結花の方を振り向くと、真っ赤な顔をしていた。
「え、どうしたの?」
「水着の紐が……」
え。そんなに人いないとは言え、何人かは周りにいるんだけど……。
もし「事故」が起きてしまったらいけない。
俺が結ぶしかないということですね。
遊具の陰になってるところまでゆっくり泳いで行って、状況を確認する。
……なるほど。
背中の紐を結んだらいいんですね!
まあ、ミッションはそういうことだけど簡単ではない。
結花が水着が落ちないように胸のところ押さえてるの、正直見てて俺の心臓が飛び出そうになる。見えたらいけないところがギリ見えそうなんだが。

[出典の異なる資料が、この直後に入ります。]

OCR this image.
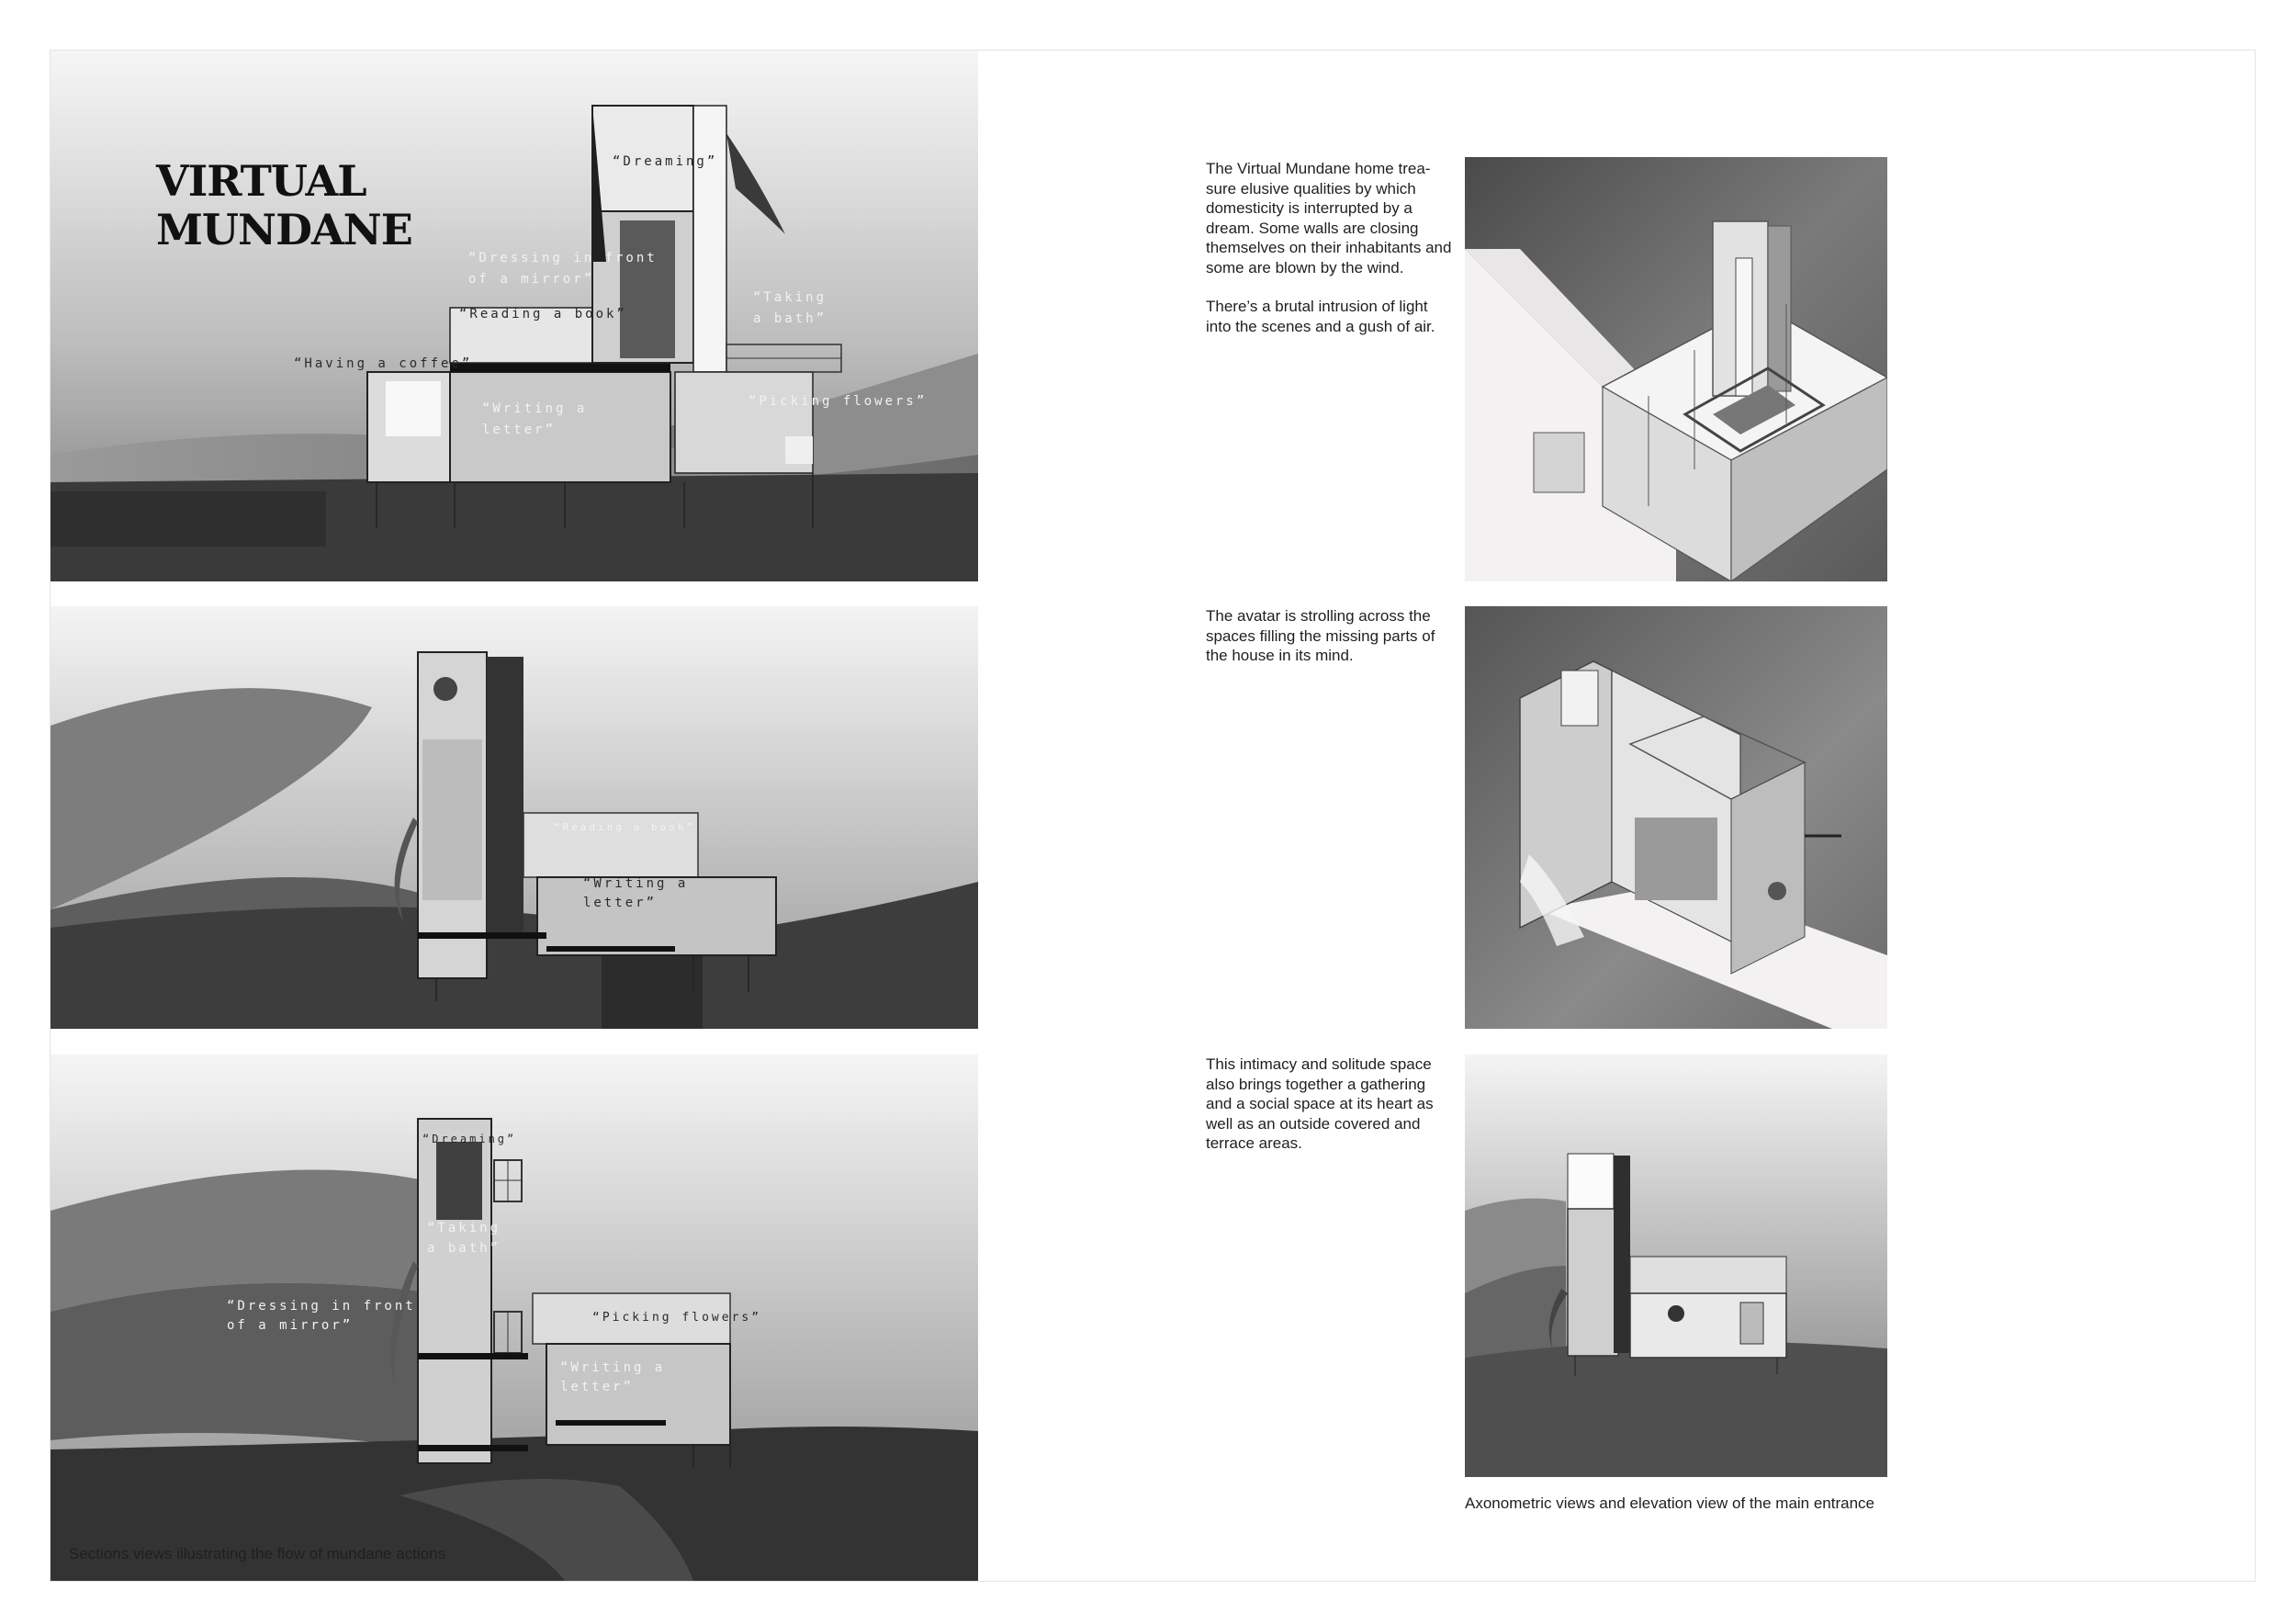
VIRTUAL
MUNDANE
“Dreaming”
“Dressing in front
of a mirror”
“Reading a book”
“Taking
a bath”
“Having a coffee”
“Writing a
letter”
“Picking flowers”
“Reading a book”
“Writing a
letter”
“Dreaming”
“Taking
a bath”
“Dressing in front
of a mirror”
“Picking flowers”
“Writing a
letter”
Sections views illustrating the flow of mundane actions

The Virtual Mundane home trea-sure elusive qualities by which domesticity is interrupted by a dream. Some walls are closing themselves on their inhabitants and some are blown by the wind.

There’s a brutal intrusion of light into the scenes and a gush of air.

The avatar is strolling across the spaces filling the missing parts of the house in its mind.

This intimacy and solitude space also brings together a gathering and a social space at its heart as well as an outside covered and terrace areas.

Axonometric views and elevation view of the main entrance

俺も急いで結ぼうとするけど、結花の肌が触れて緊張してしまう。やっべ、紐落としそうになった。
今度こそ紐をしっかり掴んで蝶々結びをする。もちろん二重で。
「む、結び終わったよ?」
ついきょろきょろしながら言う。
圧倒的挙動不審。まあしょうがないよね? 高校生男子では当たり前の反応かと。
「あ、ありがと。 ……またほどけたらいけないから、見てもらっててもいい?」
「うん」
「二重で結んだから大丈夫だと思う」とは言わなかった。
まあ頼られてるからね。いいとこ見せなきゃね!
行きよりも帰りの方が長く感じられた。もちろん良い意味で。
「ありがとう、ゆうくん」
「いや、お礼言われることでもないよ。 結花と海で遊べて楽しかった!」
「うん、私も」
そして結花は「じゃあ、着替えてくるね」と言って手を振り、更衣室へと向かっていった。
俺は結花が見えなくなるまでそのまま立っていた。
「また来年、結花とこんな風に海遊びできたらいいな」
そう呟いて、俺も男子更衣室に向かった。